I woke up this morning and heard a performance of his song “The Poor.” It felt like a personal anthem for how I have felt many times, particularly in my younger life, and I believe, it penetrates straight to the heart of what many people have felt in this country for the better part of a generation. Most likely, much longer.
If you worked a little harder
Then you’d have a lot more
So the blame and the shame’s on you
For being so damn poor
It ain’t the price gouging
It ain’t the inflation
It ain’t everyone above ya tryna make a buck from ya
And screwin the whole congregation
While musicians across genres have been singing about this sort of thing for years, the message in these songs is factually supported with economic data showing we are experiencing what’s known as a “K-Shaped” economy - after years of stalled incomes, reduced spending power, and obscene concentration of wealth.
Here’s a fun explanation
Here’s a more in-depth newsy version. But this quote from the story really hits the core of this issue:
“Those at the bottom are living with the cumulative impacts of price inflation,” said Peter Atwater, an economics professor at William & Mary in Virginia. “At the same time, those at the top are benefiting from the cumulative impact of asset inflation.”
Or, as folk artists and my elders have always told me, “The Rich get richer and the Poor get poorer.”
What stuck me most about Welles song is the way it speaks to how our culture has long viewed anything other than wealth as a failure, and poverty as a moral weakness or failing, while completely ignoring the exploitive systems that make it nearly impossible for most people to climb out of poverty.
In fact, I’d argue that not only do we ignore those realities, we have crafted a mythology about how anyone, anywhere can achieve wild success, regardless of whatever station or economic condition they might have been born into, or whatever trauma, disabilities, or realities they encounter throughout their lives.

It’s true that people fight and claw their way out of poverty and that is cause for celebration. Yet if we continue to pretend as if such success is the norm and not the exception, those systemic challenges that have trapped poor folks for generations begin to trap the middle class, and the upper middle class - as we’ve experienced over the past 30 or 40 years. It feels like you are working harder to stay in the same place because that’s what has been happening since the 1970s.

If you don’t believe me, consider this: Walmart, the discount retail giant that made its name selling wares and goods to lower income Americans with its “Always Low Prices” now says households with incomes above $100,000 accounted for 75 percent of its increased market share gains last year.
Because even relatively high earners are now compelled to shop at Walmart, the company experienced a 28 percent rise in its share price over the last year and has passed $1 Trillion in market capitalization. The efforts we make to save money convert into higher profits for the wealthiest corporations and families in the world.

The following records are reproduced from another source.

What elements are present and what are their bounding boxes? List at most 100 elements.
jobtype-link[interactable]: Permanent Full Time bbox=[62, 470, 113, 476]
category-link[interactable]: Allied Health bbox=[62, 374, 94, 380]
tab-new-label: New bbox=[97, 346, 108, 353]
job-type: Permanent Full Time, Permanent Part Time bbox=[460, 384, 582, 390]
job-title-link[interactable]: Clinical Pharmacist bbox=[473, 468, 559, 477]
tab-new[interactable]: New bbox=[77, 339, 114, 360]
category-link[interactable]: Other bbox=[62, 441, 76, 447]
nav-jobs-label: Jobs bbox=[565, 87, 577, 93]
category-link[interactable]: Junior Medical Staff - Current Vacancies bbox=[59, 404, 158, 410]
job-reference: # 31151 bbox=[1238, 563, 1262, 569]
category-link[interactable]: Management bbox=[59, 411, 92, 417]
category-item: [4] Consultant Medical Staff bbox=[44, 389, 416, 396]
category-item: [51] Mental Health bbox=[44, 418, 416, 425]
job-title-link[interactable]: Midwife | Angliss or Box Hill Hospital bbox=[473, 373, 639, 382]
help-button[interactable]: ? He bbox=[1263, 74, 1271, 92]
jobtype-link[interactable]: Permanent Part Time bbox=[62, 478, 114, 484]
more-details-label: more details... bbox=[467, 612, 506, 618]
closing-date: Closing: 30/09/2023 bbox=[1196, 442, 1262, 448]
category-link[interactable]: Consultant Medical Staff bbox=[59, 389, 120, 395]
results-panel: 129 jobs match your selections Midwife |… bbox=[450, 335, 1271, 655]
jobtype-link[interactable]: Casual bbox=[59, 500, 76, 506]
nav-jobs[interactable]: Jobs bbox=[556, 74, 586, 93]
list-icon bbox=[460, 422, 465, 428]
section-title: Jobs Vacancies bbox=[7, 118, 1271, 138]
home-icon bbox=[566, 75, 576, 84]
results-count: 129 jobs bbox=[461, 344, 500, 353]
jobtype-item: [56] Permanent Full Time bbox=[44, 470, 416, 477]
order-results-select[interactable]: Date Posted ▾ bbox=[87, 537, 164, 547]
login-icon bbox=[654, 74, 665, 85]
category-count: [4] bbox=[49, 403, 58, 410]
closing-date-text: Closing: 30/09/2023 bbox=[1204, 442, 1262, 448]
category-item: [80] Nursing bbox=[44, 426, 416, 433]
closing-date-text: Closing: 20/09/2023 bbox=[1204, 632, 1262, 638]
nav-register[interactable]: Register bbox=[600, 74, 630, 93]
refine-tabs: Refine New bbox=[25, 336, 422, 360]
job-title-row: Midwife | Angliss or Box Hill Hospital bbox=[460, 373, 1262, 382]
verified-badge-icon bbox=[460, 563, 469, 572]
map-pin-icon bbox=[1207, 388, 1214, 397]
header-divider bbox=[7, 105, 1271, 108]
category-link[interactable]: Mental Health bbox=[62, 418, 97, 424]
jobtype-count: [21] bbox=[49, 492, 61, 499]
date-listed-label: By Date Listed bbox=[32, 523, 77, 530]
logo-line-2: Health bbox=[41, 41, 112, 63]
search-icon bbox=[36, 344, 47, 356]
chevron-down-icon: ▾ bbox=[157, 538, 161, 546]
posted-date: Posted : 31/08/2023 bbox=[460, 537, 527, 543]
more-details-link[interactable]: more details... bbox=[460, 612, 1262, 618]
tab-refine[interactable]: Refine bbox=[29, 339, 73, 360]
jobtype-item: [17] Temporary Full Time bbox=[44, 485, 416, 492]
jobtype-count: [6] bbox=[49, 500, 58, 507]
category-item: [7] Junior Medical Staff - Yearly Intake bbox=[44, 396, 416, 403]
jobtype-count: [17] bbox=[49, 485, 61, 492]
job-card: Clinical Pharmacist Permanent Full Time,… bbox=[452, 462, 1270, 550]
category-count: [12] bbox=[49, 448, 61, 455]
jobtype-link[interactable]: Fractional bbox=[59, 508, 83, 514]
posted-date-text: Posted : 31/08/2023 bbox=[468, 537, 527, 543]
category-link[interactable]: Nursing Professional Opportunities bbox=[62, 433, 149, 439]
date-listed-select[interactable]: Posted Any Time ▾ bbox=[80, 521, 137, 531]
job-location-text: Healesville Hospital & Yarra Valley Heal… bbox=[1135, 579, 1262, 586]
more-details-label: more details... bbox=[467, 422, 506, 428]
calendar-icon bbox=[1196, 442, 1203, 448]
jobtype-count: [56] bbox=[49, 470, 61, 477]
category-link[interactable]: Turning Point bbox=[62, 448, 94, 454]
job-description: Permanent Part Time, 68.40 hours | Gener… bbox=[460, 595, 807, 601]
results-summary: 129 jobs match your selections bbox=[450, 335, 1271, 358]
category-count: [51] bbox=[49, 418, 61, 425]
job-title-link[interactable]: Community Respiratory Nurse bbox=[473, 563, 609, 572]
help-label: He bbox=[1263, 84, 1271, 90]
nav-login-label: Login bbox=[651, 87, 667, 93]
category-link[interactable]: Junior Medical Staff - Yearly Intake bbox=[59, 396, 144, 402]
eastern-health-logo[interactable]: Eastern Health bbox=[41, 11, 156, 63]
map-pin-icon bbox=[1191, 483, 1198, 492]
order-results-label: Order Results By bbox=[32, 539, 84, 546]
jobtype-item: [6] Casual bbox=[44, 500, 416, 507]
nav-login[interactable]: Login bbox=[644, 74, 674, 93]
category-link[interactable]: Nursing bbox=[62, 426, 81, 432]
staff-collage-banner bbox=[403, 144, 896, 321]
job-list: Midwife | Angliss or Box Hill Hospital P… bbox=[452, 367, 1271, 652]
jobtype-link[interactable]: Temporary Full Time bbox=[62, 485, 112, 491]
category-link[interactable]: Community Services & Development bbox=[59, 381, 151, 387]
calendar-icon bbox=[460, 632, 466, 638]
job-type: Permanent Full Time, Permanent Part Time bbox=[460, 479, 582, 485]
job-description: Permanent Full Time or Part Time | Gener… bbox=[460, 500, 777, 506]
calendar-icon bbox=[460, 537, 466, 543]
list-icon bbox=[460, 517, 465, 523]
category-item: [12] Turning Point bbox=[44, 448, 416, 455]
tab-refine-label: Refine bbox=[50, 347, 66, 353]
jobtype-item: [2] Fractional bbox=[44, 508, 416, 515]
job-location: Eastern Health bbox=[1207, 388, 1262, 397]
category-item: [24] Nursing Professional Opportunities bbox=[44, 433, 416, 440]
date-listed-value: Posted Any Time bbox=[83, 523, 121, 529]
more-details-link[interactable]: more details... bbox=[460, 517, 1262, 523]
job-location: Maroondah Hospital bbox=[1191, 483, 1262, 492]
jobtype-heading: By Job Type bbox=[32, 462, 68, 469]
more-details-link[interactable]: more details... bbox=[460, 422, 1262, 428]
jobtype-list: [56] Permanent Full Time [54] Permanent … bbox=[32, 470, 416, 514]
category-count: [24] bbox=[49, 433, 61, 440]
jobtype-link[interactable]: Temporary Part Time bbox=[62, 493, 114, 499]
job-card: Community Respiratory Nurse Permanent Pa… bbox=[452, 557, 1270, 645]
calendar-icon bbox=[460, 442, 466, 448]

Unless you are in the top 10 percent of incomes in the United States (currently around $200,000 depending on geography) you are among the 90 percent of households feeding the growth at the top of the economy.
But I wouldn’t get too comfortable in that lofty space, either, because every resource can be exploited only so long before new exploration is required. The line will keep moving, just as it has for the past 40 or so years, and most of us are going to find ourselves on the wrong side of it eventually.
Welcome to the bottom leg of the K-Shaped Economy.
I don’t think you’re going to like it here.
But, hey, at least we make good music.